At sixty, he has put on weight since 1933 and the cigar habit has attracted criticism from his doctors.  “Cigars!” he shrugs.  “What’s life without a few vices.  I was once told I’d be ruined by my weakness for blondes and tall buildings.  But who’s perfect?  You, for instance, obviously have a weakness for wearing gorilla suits.”

 I ignore this.  How, though, I am bursting to ask, did this primate superstar first get into show business?  Was King Kong his debut movie?

“No.  Not really.  I was lighting stand-in for Lon Chaney on Hunchback of Notre Dame;  I did over-the-shoulder shots for Marie Dressler.  I was a heavy-breathing voice on the sound track of several Val Lewton movies.  And I modeled for Marlene Dietrich’s gorilla suit in Blonde Venus.  Oh and I was a chimp wrangler on Bedtime for Bonzo.  That’s how I met Ronald Reagan.”

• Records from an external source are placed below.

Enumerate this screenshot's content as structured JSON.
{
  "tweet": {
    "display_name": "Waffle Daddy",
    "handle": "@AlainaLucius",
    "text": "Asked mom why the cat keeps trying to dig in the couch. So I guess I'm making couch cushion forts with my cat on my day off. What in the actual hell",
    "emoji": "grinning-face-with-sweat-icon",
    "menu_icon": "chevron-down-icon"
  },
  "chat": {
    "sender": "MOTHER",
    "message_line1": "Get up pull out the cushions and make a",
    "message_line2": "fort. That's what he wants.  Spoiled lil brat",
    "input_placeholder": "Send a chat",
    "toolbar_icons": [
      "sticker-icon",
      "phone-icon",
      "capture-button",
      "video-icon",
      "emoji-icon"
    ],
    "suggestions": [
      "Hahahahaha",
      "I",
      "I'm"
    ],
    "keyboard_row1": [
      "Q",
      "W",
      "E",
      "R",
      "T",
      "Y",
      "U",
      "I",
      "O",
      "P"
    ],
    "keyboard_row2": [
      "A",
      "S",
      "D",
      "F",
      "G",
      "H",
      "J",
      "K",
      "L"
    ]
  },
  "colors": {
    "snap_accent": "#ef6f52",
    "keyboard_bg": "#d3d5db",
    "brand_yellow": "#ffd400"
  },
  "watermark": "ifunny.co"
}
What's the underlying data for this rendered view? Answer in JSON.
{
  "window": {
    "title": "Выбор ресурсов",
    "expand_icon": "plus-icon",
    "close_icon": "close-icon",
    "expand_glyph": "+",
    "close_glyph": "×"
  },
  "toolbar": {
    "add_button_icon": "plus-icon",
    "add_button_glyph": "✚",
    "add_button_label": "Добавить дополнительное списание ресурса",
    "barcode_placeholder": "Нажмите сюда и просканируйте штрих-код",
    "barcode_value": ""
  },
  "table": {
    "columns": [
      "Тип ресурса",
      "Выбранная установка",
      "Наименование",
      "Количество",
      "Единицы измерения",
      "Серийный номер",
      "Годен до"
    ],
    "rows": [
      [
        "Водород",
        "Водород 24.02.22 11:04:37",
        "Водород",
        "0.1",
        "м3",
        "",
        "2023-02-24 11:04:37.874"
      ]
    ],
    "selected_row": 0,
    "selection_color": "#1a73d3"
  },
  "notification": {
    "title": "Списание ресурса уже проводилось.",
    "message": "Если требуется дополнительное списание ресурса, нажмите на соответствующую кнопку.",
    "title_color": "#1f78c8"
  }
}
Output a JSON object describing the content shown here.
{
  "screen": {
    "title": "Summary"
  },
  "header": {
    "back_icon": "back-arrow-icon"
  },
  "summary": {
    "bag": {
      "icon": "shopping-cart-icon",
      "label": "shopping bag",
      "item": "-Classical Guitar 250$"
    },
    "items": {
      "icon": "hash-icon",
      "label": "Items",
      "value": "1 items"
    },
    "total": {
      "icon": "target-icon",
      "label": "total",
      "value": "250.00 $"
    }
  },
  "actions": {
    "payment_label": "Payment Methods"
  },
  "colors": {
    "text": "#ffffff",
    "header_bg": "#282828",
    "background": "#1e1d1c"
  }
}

And as few know, he was a frequent White House guest during the Reagan years and still stays with Ron and Nancy in their California home, offering astrological advice.

But what – I have to ask this – of  Fay Wray?  There were rumors of an off-screen romance between the diminutive screaming blonde and the towering ape.  True?

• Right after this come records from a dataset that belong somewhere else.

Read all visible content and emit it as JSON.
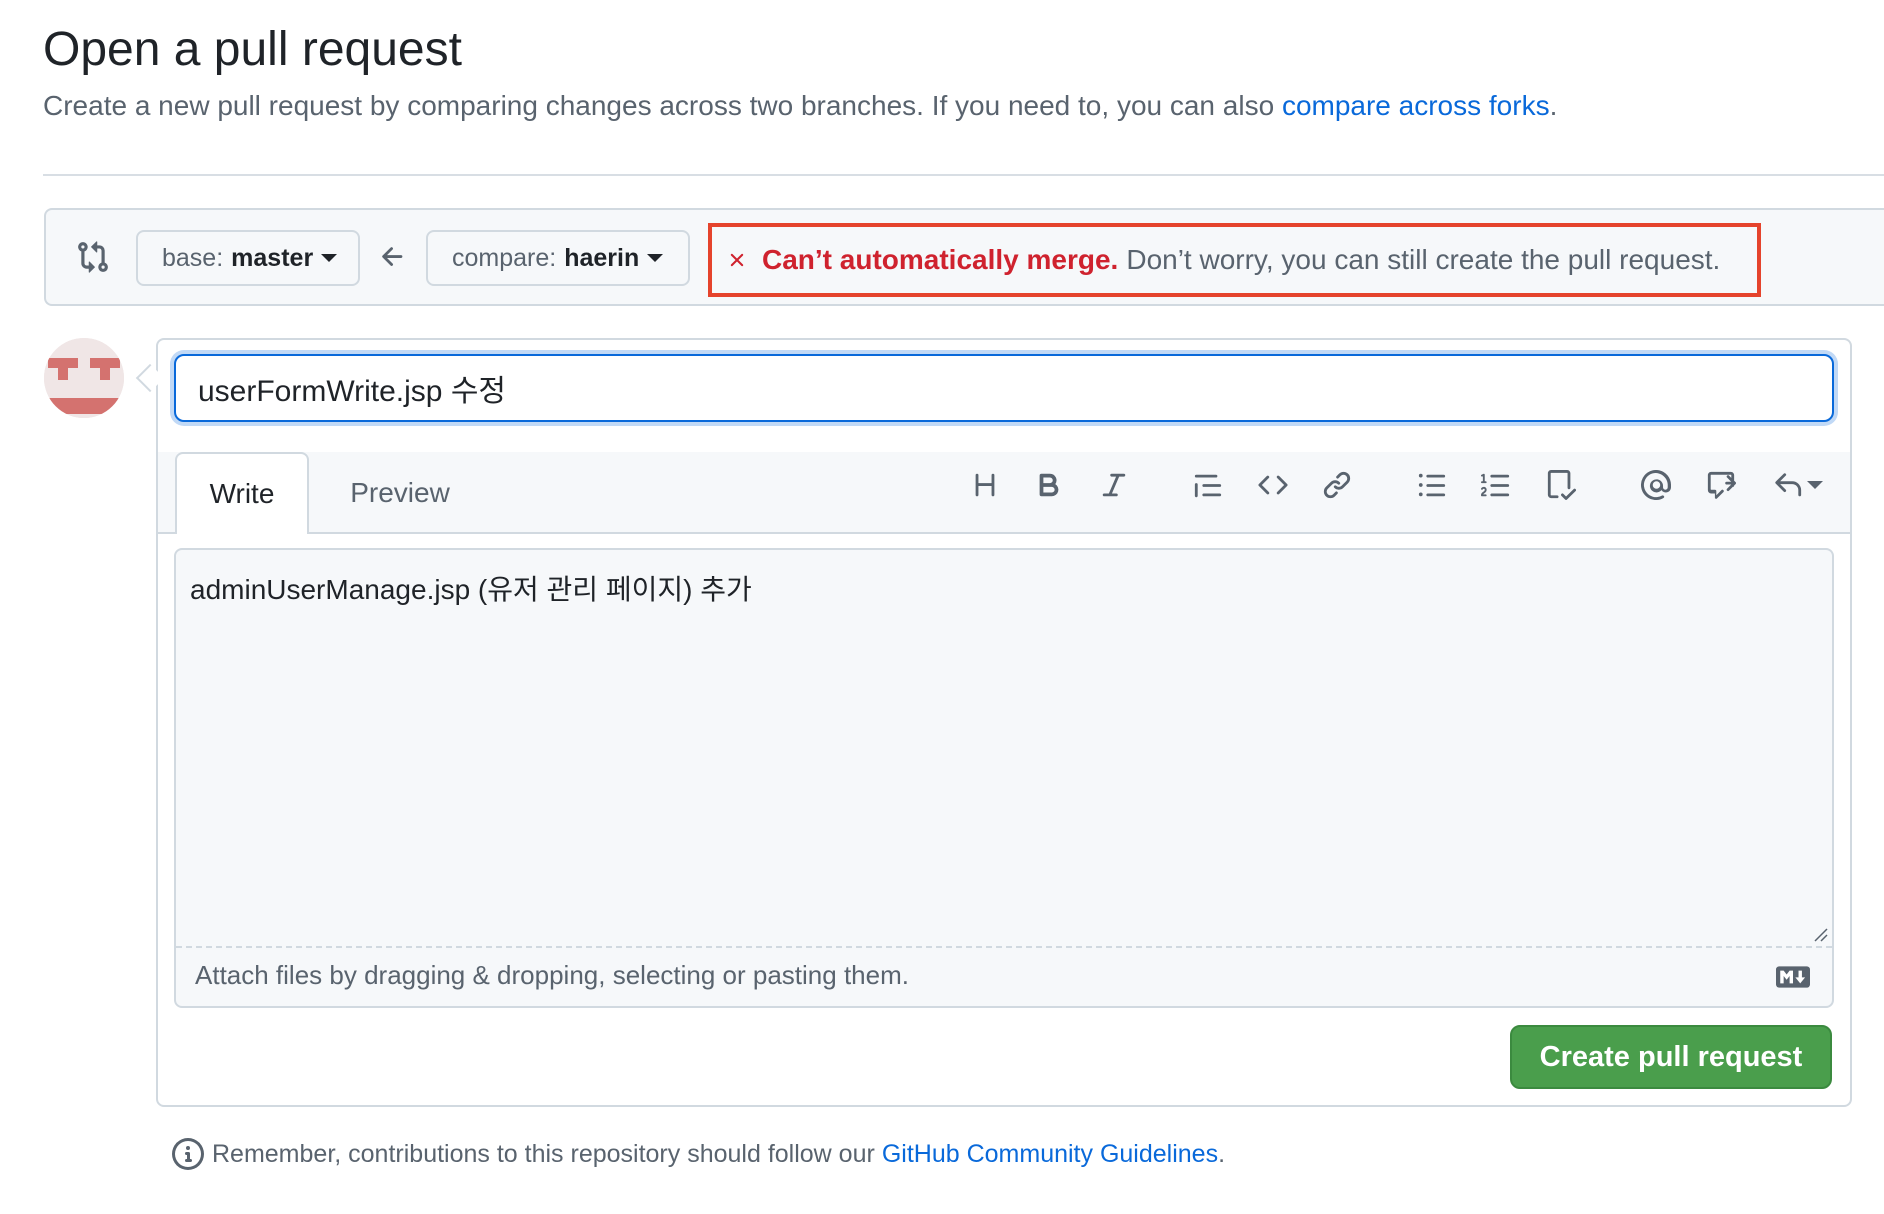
{
  "header": {
    "title": "Open a pull request",
    "description_prefix": "Create a new pull request by comparing changes across two branches. If you need to, you can also ",
    "description_link": "compare across forks",
    "description_suffix": "."
  },
  "compare": {
    "base_label": "base:",
    "base_value": "master",
    "compare_label": "compare:",
    "compare_value": "haerin",
    "merge_status_strong": "Can’t automatically merge.",
    "merge_status_rest": "Don’t worry, you can still create the pull request."
  },
  "form": {
    "title_value": "userFormWrite.jsp 수정",
    "tabs": [
      "Write",
      "Preview"
    ],
    "body_text": "adminUserManage.jsp (유저 관리 페이지) 추가",
    "attach_text": "Attach files by dragging & dropping, selecting or pasting them.",
    "submit_label": "Create pull request"
  },
  "toolbar": [
    "heading-icon",
    "bold-icon",
    "italic-icon",
    "quote-icon",
    "code-icon",
    "link-icon",
    "unordered-list-icon",
    "ordered-list-icon",
    "task-list-icon",
    "mention-icon",
    "cross-reference-icon",
    "saved-replies-icon"
  ],
  "footer": {
    "prefix": "Remember, contributions to this repository should follow our ",
    "link": "GitHub Community Guidelines",
    "suffix": "."
  },
  "colors": {
    "link": "#0969da",
    "danger": "#cf222e",
    "highlight_border": "#e5432c",
    "primary_button": "#4a9e4c"
  }
}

“Fay and I were good friends, but there was never anything more.  She was a feisty gal and quite a handful when she got excited.  People say I was a big thing in her life.  I don’t know.  But it was only friendship on my side.  Still, I had a lot of fun with Fay and Ernie (Schoedsack) and Merian (C. Cooper).  That’s why I wouldn’t do the remake.  That and the script.”

You mean, of the Dino di Laurentiis film?

“Yes”

So what ape did they use?

“I think they used models and trick effects,” he answers.  But so did the original KONG surely?  “No. No tricks at all.”  But film historians have documented the special effects and stop-motion model work…?  “No. No tricks at all.” he answers with a new steeliness in the tone.  “Do you want me to say it again?”

Kong is a moody ape and I decide not to pursue the matter.  Two more questions.  First, what does he think of King Kong’s cult status in cinema history?  “It’s fully deserved.  I think it was the semiologist Roland Barthes who best anatomized the blend of nostalgia de la barbare and the comic book paradigm that singled Kong out as an almost classic interbellum text of American cinema.  Praxis and theory came together in a remarkable variant on the Beauty and Beast story and its mythic templates.”

And my final query.  Any further movies planned?  “It’s so difficult to find the right script,” coughs the ape over a new Havana.  “I was offered Jurassic Park by Steven (Spielberg), but I said I can’t play dinosaurs.  He said, we’ll write in a role for a big tall hairy beast with long arms and staring eyes.  I said, you’ve already got Jeff Goldblum.

“That’s a joke.”  Kong adds, chuckling.  “But no, times change, fame is no longer a spur.  I’m as big as I ever was, but who said, ‘It’s the pictures that are getting smaller?’  I’m ready to write my memoirs, take my lifetime achievement Oscar (planned by the Academy for 1994) and win that small Golden Animal – what is it, an ant, an amoeba? – that I think they’re going to present me with at Berlin this year.”

 

COURTESY T.P. MOVIE NEWS.

 

This article appeared in the Official Journal of the 1993 Berlinale Filmfestspiele.  King Kong was made and released in the USA in 1933.  It’s director’s were Ernest B. Schoedsack and Merian C. Cooper.  The film was honored with a gala screening at the Berlin Film Festival.